On page 247 of NHTSA’s 263-page proposal, the agency states: “Your comments must not be more than 15 pages long.” That is not reasonable given the length of the proposal and accompanying technical documents, the economic importance of the auto industry, and the technical complexity of the issues. Indeed, such an arbitrary restriction on the public’s opportunity to comment is potentially unlawful.

My comments on other issues had to be brief. My summary of those other issues here will be even briefer.

The agencies’ greenlighting of California’s ZEV program, which is substantially “related to” fuel economy standards, conflicts with EPCA’s express preemption of such policies, compounding the unlawfulness of the agencies’ vehicle electrification strategy.

The agencies also undermine the Supreme Court’s rationales for its Massachusetts v. EPA (2007) decision authorizing the EPA to regulate tailpipe GHG emissions under the Clean Air Act. The Court claimed there is “no reason to think” the agencies could not both set CAFE-like requirements “and yet avoid inconsistency.” The Court further opined that granting the EPA overlapping authority with NHTSA would not “lead to such extreme measures” as a “ban” on motor vehicle product lines.  And yet here we are! The agencies’ standards are increasingly inconsistent and aim to phase out (progressively ban) ICE vehicle sales.
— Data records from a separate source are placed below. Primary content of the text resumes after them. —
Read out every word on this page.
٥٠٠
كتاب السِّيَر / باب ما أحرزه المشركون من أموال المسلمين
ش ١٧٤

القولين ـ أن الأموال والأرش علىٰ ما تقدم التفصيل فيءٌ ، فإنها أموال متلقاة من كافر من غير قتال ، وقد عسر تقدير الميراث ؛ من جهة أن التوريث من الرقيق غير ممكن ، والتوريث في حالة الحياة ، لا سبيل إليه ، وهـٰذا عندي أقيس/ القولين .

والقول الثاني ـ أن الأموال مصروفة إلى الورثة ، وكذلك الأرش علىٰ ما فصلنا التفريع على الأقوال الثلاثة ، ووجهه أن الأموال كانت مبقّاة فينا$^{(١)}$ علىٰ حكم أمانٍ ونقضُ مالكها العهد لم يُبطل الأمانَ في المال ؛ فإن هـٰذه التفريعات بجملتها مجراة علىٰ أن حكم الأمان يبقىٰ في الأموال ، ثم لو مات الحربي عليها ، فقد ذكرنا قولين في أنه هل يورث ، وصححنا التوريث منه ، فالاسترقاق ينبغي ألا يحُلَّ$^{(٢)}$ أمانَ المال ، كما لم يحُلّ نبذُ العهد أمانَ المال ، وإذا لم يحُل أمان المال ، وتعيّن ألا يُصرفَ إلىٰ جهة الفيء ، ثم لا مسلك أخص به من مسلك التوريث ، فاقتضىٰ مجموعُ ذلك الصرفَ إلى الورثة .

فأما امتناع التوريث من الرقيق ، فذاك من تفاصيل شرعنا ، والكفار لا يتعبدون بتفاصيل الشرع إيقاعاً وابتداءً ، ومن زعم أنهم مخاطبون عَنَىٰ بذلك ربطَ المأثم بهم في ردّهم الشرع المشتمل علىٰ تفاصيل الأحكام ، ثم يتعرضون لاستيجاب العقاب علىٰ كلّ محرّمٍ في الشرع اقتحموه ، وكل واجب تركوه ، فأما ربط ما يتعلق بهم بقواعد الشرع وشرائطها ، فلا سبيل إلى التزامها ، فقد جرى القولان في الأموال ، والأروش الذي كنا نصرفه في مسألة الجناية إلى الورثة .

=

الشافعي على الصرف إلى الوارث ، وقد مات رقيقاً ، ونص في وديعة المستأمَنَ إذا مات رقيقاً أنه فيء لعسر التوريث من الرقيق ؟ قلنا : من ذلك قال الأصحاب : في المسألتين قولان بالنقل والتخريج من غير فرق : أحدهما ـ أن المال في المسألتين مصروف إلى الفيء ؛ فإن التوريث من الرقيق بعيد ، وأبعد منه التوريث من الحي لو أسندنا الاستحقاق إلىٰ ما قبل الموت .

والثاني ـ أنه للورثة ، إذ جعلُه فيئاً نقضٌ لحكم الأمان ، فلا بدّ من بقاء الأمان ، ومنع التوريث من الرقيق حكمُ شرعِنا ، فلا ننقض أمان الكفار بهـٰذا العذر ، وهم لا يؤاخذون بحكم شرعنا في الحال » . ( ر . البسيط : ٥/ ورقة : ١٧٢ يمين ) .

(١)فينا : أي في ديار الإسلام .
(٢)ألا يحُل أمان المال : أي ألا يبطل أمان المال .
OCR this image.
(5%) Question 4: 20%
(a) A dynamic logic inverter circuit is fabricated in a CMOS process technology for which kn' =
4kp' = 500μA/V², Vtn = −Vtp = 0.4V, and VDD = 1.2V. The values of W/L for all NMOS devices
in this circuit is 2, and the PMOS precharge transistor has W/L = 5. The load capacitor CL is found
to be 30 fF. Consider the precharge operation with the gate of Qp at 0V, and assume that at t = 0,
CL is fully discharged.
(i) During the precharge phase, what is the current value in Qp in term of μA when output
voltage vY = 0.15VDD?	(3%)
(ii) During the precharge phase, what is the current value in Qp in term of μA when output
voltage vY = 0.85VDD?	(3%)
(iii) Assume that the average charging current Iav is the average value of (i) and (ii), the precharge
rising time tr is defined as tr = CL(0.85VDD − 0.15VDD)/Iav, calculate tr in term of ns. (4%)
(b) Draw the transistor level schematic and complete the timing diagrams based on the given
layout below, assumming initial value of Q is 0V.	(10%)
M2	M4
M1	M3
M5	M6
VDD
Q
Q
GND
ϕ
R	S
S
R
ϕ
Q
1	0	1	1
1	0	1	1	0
EPCA section 32902(f) requires NHTSA to consider “economic practicability” among other factors when determining CAFE standards. NHTSA’s proposal ignores important aspects of economic practicability, such as the adverse health and economic impacts of an agenda that makes automobile ownership less affordable to middle- and lower-income households. For example, recent research finds a “striking and robust relationship … between [COVID-related] death rates and public transit use.” More mundanely, exclusive reliance on transit for daily transportation limits one’s options regarding doctors, dentists, and pharmacies, and one’s opportunities for employment.

The “climate crisis” rationale underpinning the administration’s vehicle electrification agenda is unscientific. The average person’s risk of dying from climate-related disasters has declined by more than 99 percent over the past century, and the relative economic impact of extreme-weather damages has declined almost fivefold since the 1980s.

As climate policy, NHTSA’s rulemaking is all pain for no gain. NHTSA’s preferred alternative (PC2LT4 below) is estimated to reduce global warming in 2100 by less than one-thousandth of a degree Celsius—an effect orders of magnitude smaller than scientists can detect or verify.

Photo Credit: Lewis

The bottom line: NHTSA’s rulemaking is unlawful and unreasonable. It should be withdrawn.